Cherelle McKenzie-Jackson was found guilty of the manslaughter of Junior Nkwelle, 15, as was her 17-year-old boyfriend Marc Anthony Tulloch last month.
Tulloch, of Herne Hill, south London, was ordered to be detained for 10 years.
Old Bailey Judge Richard Hone lifted an order banning identification of the defendants in the hope that their sentencing would be a deterrent to knife crime.
He said the pair were cleared of Junior’s murder after the jury found they had not intended for him to be seriously harmed.
Judge Hone told McKenzie-Jackson that it was only her age which saved her from the same sentence as Tulloch.
He told her: “You seem physically and behaviourally older than your biological age.
“You made threats after your argument with Junior Nkwelle that were described as ‘going ballistic’.”
The judge described the girl as “troubled”.
She had been living with her grandmother on the Loughborough Estate, Brixton, south London, because her mother could not cope with her behaviour.
She had spent over an hour on the phone to Tulloch persuading him to deal with Junior after she said he had disrespected her when she interrupted his game of football on the estate.
Tulloch, who was then 16, was either handed the knife by her when he arrived, or had brought the knife with him in September.
Junior and his friends had been playing football on a grassy area but the girl and her friends appeared to have taken offence.
He was stabbed through the heart after Tulloch arrived on a bus and started fighting with him, and died on the makeshift pitch.
Jonathan Turner, QC, prosecuting, said it was likely Junior and his killer did not know each other and there was no quarrel between them.
Mr Turner said: “Marc Anthony Tulloch was telephoned by his girlfriend and told to come to the estate to teach Junior Nkwelle a lesson.
“There had been an argument between her friends and Junior’s friends whilst the football was going on.
“She thought that Junior had insulted her or been less than respectful to her.
“She was very angry and determined that he should be punished – indeed stabbed – to put things right.
“She called up her boyfriend and was heard to tell Junior that she had arranged for somebody to come and stab him.”
Mr Turner added: “He was encouraged and requested by her to come and do this.
“Indeed, to use an old-fashioned phrase, was ‘set up’ by her to do this.”
Junior’s mother Stella said in a statement that she still could not come to terms with his death.
She said: “It doesn’t make any sense to me.
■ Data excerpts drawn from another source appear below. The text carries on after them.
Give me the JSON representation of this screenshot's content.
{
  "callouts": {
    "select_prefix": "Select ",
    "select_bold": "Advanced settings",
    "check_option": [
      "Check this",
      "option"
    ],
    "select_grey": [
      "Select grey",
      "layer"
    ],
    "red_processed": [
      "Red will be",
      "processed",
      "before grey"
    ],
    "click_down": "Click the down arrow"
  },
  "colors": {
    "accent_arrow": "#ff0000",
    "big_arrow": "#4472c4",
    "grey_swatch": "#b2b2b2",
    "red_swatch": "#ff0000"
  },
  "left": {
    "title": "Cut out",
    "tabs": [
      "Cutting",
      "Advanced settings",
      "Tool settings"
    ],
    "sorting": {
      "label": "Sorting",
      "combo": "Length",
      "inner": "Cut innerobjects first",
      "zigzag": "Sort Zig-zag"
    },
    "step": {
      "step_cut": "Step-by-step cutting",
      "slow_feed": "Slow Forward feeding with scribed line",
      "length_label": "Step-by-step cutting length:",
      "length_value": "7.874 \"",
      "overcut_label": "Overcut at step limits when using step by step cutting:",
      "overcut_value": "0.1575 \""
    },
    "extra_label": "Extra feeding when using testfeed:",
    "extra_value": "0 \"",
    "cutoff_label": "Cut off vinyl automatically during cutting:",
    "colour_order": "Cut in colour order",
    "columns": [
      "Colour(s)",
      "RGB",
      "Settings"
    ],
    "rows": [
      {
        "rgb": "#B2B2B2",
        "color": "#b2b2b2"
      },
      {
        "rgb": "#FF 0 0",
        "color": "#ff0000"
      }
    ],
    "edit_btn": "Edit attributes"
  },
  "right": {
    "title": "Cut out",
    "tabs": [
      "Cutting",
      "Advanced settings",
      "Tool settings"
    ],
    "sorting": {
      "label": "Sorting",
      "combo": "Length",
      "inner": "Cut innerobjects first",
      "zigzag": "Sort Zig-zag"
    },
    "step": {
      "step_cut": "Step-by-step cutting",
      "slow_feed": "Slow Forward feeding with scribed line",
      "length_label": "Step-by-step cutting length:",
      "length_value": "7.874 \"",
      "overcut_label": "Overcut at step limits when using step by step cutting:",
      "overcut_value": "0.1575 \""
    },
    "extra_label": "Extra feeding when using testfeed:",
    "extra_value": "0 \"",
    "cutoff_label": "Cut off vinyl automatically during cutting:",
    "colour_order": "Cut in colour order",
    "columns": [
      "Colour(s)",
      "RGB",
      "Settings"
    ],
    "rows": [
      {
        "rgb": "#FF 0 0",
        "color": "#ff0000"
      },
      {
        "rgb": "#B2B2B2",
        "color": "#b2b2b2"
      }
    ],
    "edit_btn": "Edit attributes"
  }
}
It happened so quickly and so close to our home.
“I didn’t even know what was going on and I had no chance to help, or see him and say goodbye and tell him how much I love him.
“By the time I got to him my poor child had bled to death.
“I can only describe Junior as a kind, friendly boy who always had a smile on his face.
“He was a fantastic footballer and a great student who loved school.
“He was a good son and a wonderful companion, brother and role model to his younger brothers.”
Detective Chief Inspector Charles King said: “This death illustrates the terrible consequences of the casual acceptance that knives have a part to play in minor disputes between young people.”
There have been a series of deaths caused by knives in recent years and the authorities are working to try to raise awareness of the danger.